Communities Connected for Kids (CCK) is notifying 501 individuals that an unauthorized individual may have had access to their data for seven months following a successful hacking attack.
CCK, based in Port St. Lucie, Florida, was notified by one of its third-party vendors that an unauthorized individual may have gained access to the protected health information (PHI) of their child clients, their parents, and staff members.
In March 2019, the breach was discovered by the third-party vendor after suspicious activity was noticed on one of their databases which stored the confidential information. The vendor immediately took steps to mitigate the breach and contracted a computer forensics firm to help with the aftermath of the breach and the subsequent investigation.
The investigators discovered that the unauthorized party first gained access to the database in August 2018. The hacker had access to the information for 7 months, during which time they may have accessed, downloaded, exfiltrated, or altered the data.
The information exposed varied from individual to individual but may have included name, contact information, date of birth, Social Security number, financial information, family information, Medicaid number, medical record number, prescription information, health insurance information, and medical and clinical information such as diagnoses and treatment information.
Following HIPAA’s Breach Notification Rule, Health Quest submitted a breach report to the Department of Health and Human Services’ Office for Civil Rights.
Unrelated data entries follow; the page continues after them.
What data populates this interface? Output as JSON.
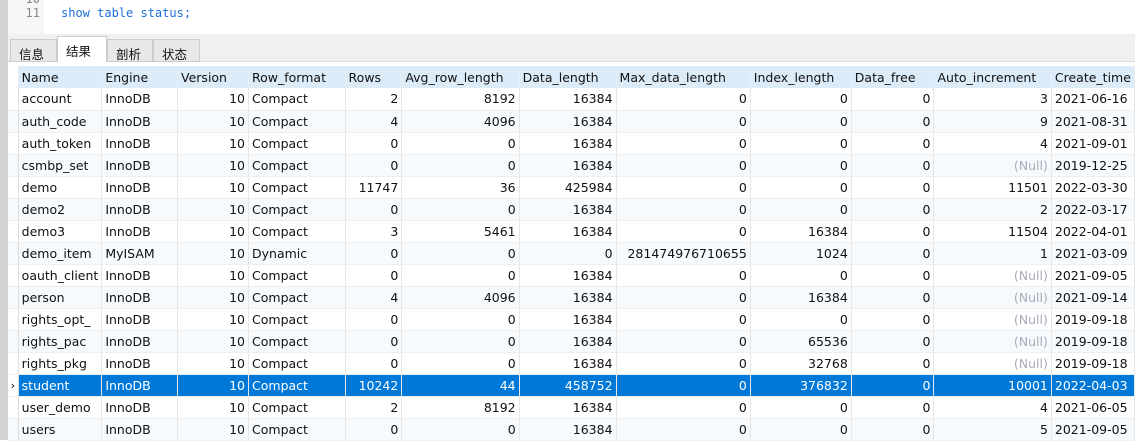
{
  "editor": {
    "lines": [
      {
        "no": "10",
        "text": ""
      },
      {
        "no": "11",
        "text": "show table status;"
      }
    ]
  },
  "tabs": [
    "信息",
    "结果 1",
    "剖析",
    "状态"
  ],
  "active_tab": 1,
  "columns": [
    "Name",
    "Engine",
    "Version",
    "Row_format",
    "Rows",
    "Avg_row_length",
    "Data_length",
    "Max_data_length",
    "Index_length",
    "Data_free",
    "Auto_increment",
    "Create_time"
  ],
  "null_text": "(Null)",
  "selected_row": 13,
  "rows": [
    [
      "account",
      "InnoDB",
      "10",
      "Compact",
      "2",
      "8192",
      "16384",
      "0",
      "0",
      "0",
      "3",
      "2021-06-16"
    ],
    [
      "auth_code",
      "InnoDB",
      "10",
      "Compact",
      "4",
      "4096",
      "16384",
      "0",
      "0",
      "0",
      "9",
      "2021-08-31"
    ],
    [
      "auth_token",
      "InnoDB",
      "10",
      "Compact",
      "0",
      "0",
      "16384",
      "0",
      "0",
      "0",
      "4",
      "2021-09-01"
    ],
    [
      "csmbp_set",
      "InnoDB",
      "10",
      "Compact",
      "0",
      "0",
      "16384",
      "0",
      "0",
      "0",
      null,
      "2019-12-25"
    ],
    [
      "demo",
      "InnoDB",
      "10",
      "Compact",
      "11747",
      "36",
      "425984",
      "0",
      "0",
      "0",
      "11501",
      "2022-03-30"
    ],
    [
      "demo2",
      "InnoDB",
      "10",
      "Compact",
      "0",
      "0",
      "16384",
      "0",
      "0",
      "0",
      "2",
      "2022-03-17"
    ],
    [
      "demo3",
      "InnoDB",
      "10",
      "Compact",
      "3",
      "5461",
      "16384",
      "0",
      "16384",
      "0",
      "11504",
      "2022-04-01"
    ],
    [
      "demo_item",
      "MyISAM",
      "10",
      "Dynamic",
      "0",
      "0",
      "0",
      "281474976710655",
      "1024",
      "0",
      "1",
      "2021-03-09"
    ],
    [
      "oauth_client",
      "InnoDB",
      "10",
      "Compact",
      "0",
      "0",
      "16384",
      "0",
      "0",
      "0",
      null,
      "2021-09-05"
    ],
    [
      "person",
      "InnoDB",
      "10",
      "Compact",
      "4",
      "4096",
      "16384",
      "0",
      "16384",
      "0",
      null,
      "2021-09-14"
    ],
    [
      "rights_opt_",
      "InnoDB",
      "10",
      "Compact",
      "0",
      "0",
      "16384",
      "0",
      "0",
      "0",
      null,
      "2019-09-18"
    ],
    [
      "rights_pac",
      "InnoDB",
      "10",
      "Compact",
      "0",
      "0",
      "16384",
      "0",
      "65536",
      "0",
      null,
      "2019-09-18"
    ],
    [
      "rights_pkg",
      "InnoDB",
      "10",
      "Compact",
      "0",
      "0",
      "16384",
      "0",
      "32768",
      "0",
      null,
      "2019-09-18"
    ],
    [
      "student",
      "InnoDB",
      "10",
      "Compact",
      "10242",
      "44",
      "458752",
      "0",
      "376832",
      "0",
      "10001",
      "2022-04-03"
    ],
    [
      "user_demo",
      "InnoDB",
      "10",
      "Compact",
      "2",
      "8192",
      "16384",
      "0",
      "0",
      "0",
      "4",
      "2021-06-05"
    ],
    [
      "users",
      "InnoDB",
      "10",
      "Compact",
      "0",
      "0",
      "16384",
      "0",
      "0",
      "0",
      "5",
      "2021-09-05"
    ]
  ]
}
The report indicated that the breach affected 501 individuals. As the investigation continues, that number is likely to change. Once all individuals have been identified, notification letters will be sent.
As individuals affected by data breaches are at heightened risk of becoming victims of fraud, CCK has offered to provide affected individuals free identity theft protection services.
In their HIPAA Notice to Media Outlets posted on their website, CCK stated: ‘CCK takes the privacy and security of sensitive information within its care very seriously. In response to this incident, CCK took immediate steps to identify the issues that allowed unauthorized access to its databases to occur and is working hard to address them.’
CCK has set up a confidential assistance line that affected individuals can use to obtain more information on the breach. The Notice also includes guidelines that individuals can follow to protect their information in the aftermath of the incident better.